What Twitter Can Teach You About Writing Cover Letters

Blog / What Twitter Can Teach You About Writing Cover Letters

Companies are Looking for Effective, Concise Communicators, Plus How to Write a Cover Letter that Commands Attention   

Some would say we live in a 280 character limit world. Social media platforms have changed the way we communicate, and not just online! It’s all about being short and sweet these days and cover letters are no exception. 

So what can Twitter teach us about how to write an effective cover letter? And why is brevity the name of the game?

It’s Not Really Just Twitter that’s Changed Us

Sure social media has shortened our attention spans and changed how we communicate. But don’t forget that people are busier than ever and hiring managers don’t have time to read a Shakespearan monologue for a cover letter. Studies have found that hiring managers give your resume about a 40 second look and your cover letter gets even less at about a 30 second glance. 

This means that you need to format your cover letter and resume in a way that makes it easy to find key information. Remember that old saying “KISS: Keep It Simple Stupid.” You’ll need to effectively use simple formatting, like white space, bullets and sections. Also, ditch the fancy fonts and keep it simple. (And for goodness sake, don’t use Comic Sans!)

Effective Communicators Shine on Twitter…and in the Job Search!

The most effective communicators on Twitter are the people who can make a point in 280 characters or less.
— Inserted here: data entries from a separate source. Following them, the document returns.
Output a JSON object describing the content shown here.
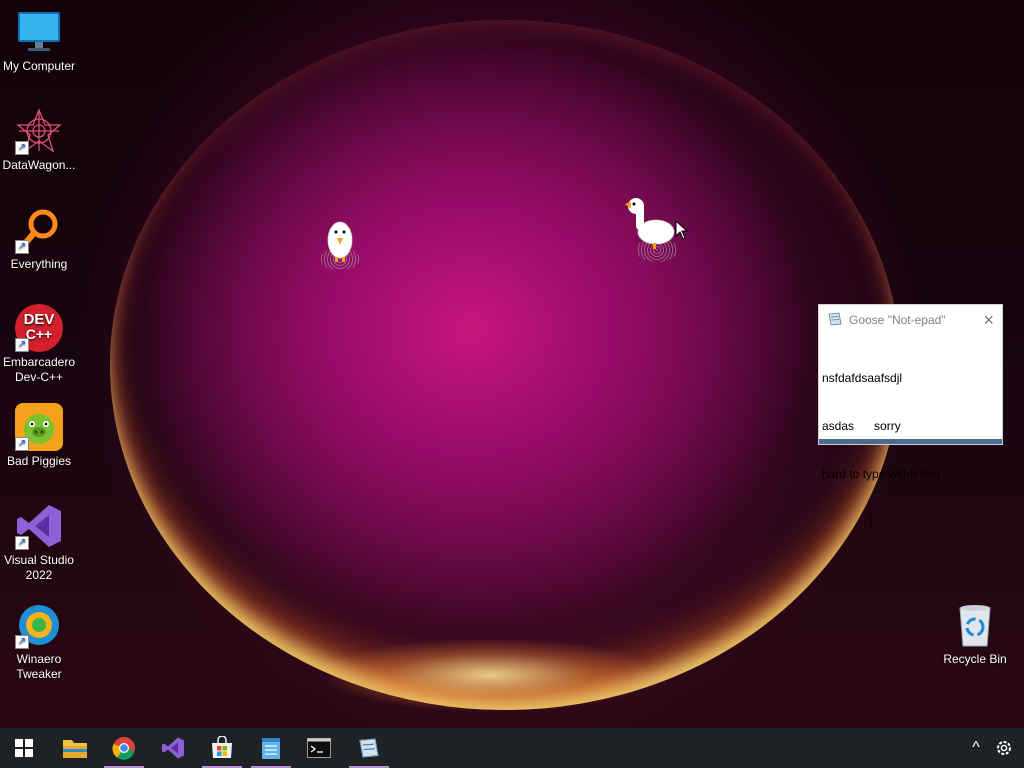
{
  "desktop": {
    "icons": [
      {
        "label": "My Computer"
      },
      {
        "label": "DataWagon..."
      },
      {
        "label": "Everything"
      },
      {
        "label": "Embarcadero Dev-C++"
      },
      {
        "label": "Bad Piggies"
      },
      {
        "label": "Visual Studio 2022"
      },
      {
        "label": "Winaero Tweaker"
      },
      {
        "label": "Recycle Bin"
      }
    ],
    "devcpp_logo": {
      "line1": "DEV",
      "line2": "C++"
    }
  },
  "notepad": {
    "title": "Goose \"Not-epad\"",
    "close_glyph": "×",
    "lines": [
      "nsfdafdsaafsdjl",
      "asdas      sorry",
      "hard to type withh feet"
    ]
  },
  "taskbar": {
    "apps": [
      "start",
      "file-explorer",
      "chrome",
      "visual-studio",
      "microsoft-store",
      "notepad",
      "terminal",
      "goose-notepad"
    ],
    "tray_chevron": "^"
  }
}
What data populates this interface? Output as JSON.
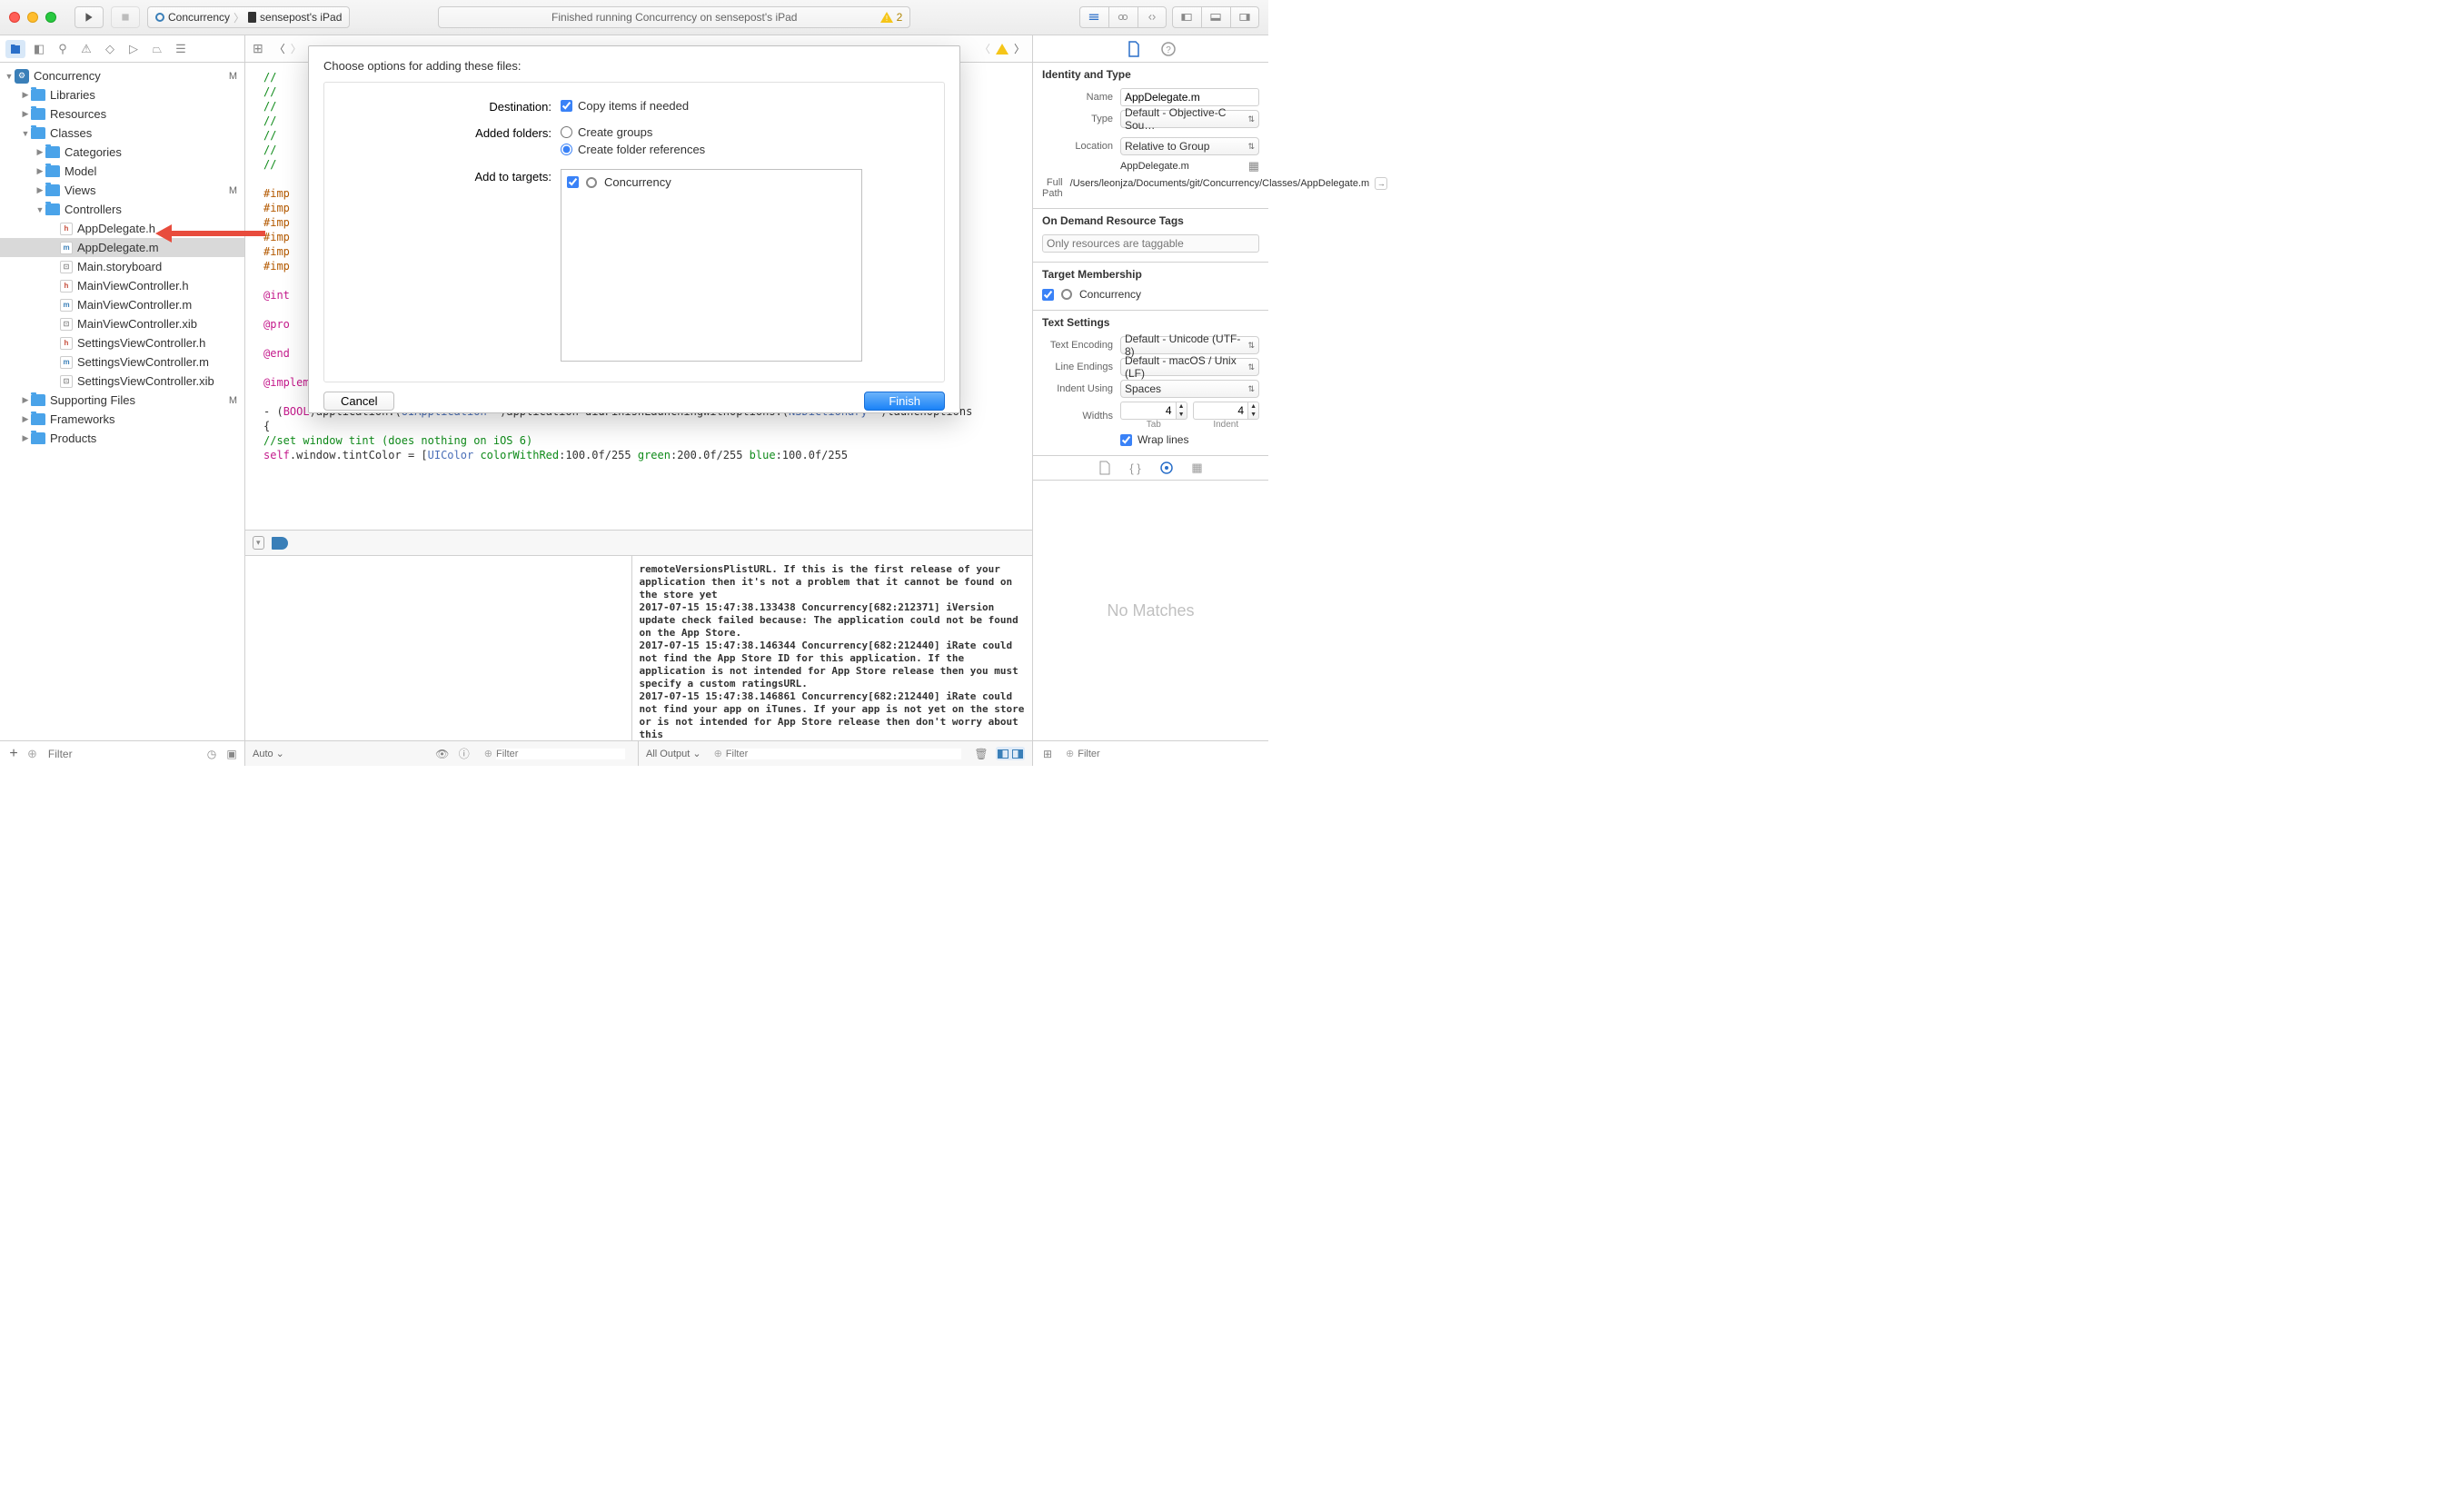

Sure, threaded tweets are a thing, but remember, that the tweets you see go viral most often aren’t generally more than a tweet, maybe three at the most. 

The world is fast-paced and companies and employees need to keep up. With all that change constantly happening, that means companies are looking for great communicators who can keep teams informed and on-point. It also means that companies aren’t looking for long-winded communicators. Now more than ever you’ll be expected to communicate in a concise and effective manner. Some companies also prefer the more conversational style that is found online–so make sure you do your research into the company culture and if they want conversational or a more brief but formal style of communication. 

Let Your Resume Do the Heavy Lifting

Just like Twitter can be a teaser to get someone to click on a link to a story, blog or website, your cover letter is like the teaser to your resume. Use your cover letter to pique the interest of the hiring manager and then let your resume do the heavy lifting. Back in the day cover letters were lengthy endeavors to show off your skills and accomplishments, but now it’s your resume that does that alone.

Writing a Tight but Informative Cover Letter

We just spoke on the importance of piquing the interest of the company through your cover letter. So what exactly could that look like? Here’s an example outline of a cover letter that can command attention. Don’t forget to let your personality shine in your cover letter as a way to introduce yourself. 

  1. Acknowledge a challenge that the company or industry faces.
  2. Tie the solution to you (i.e. how you are uniquely qualified to help–consider giving a brief example of a challenge you’ve overcome in the past that is relevant or briefly summarize three reasons why your skills fit the requirements).
  3. State why you are interested in the company (or why it’s your “dream job).
  4. Close with a call to action and let them know you’ll follow up and even offer to show concrete examples of what you can do when you meet.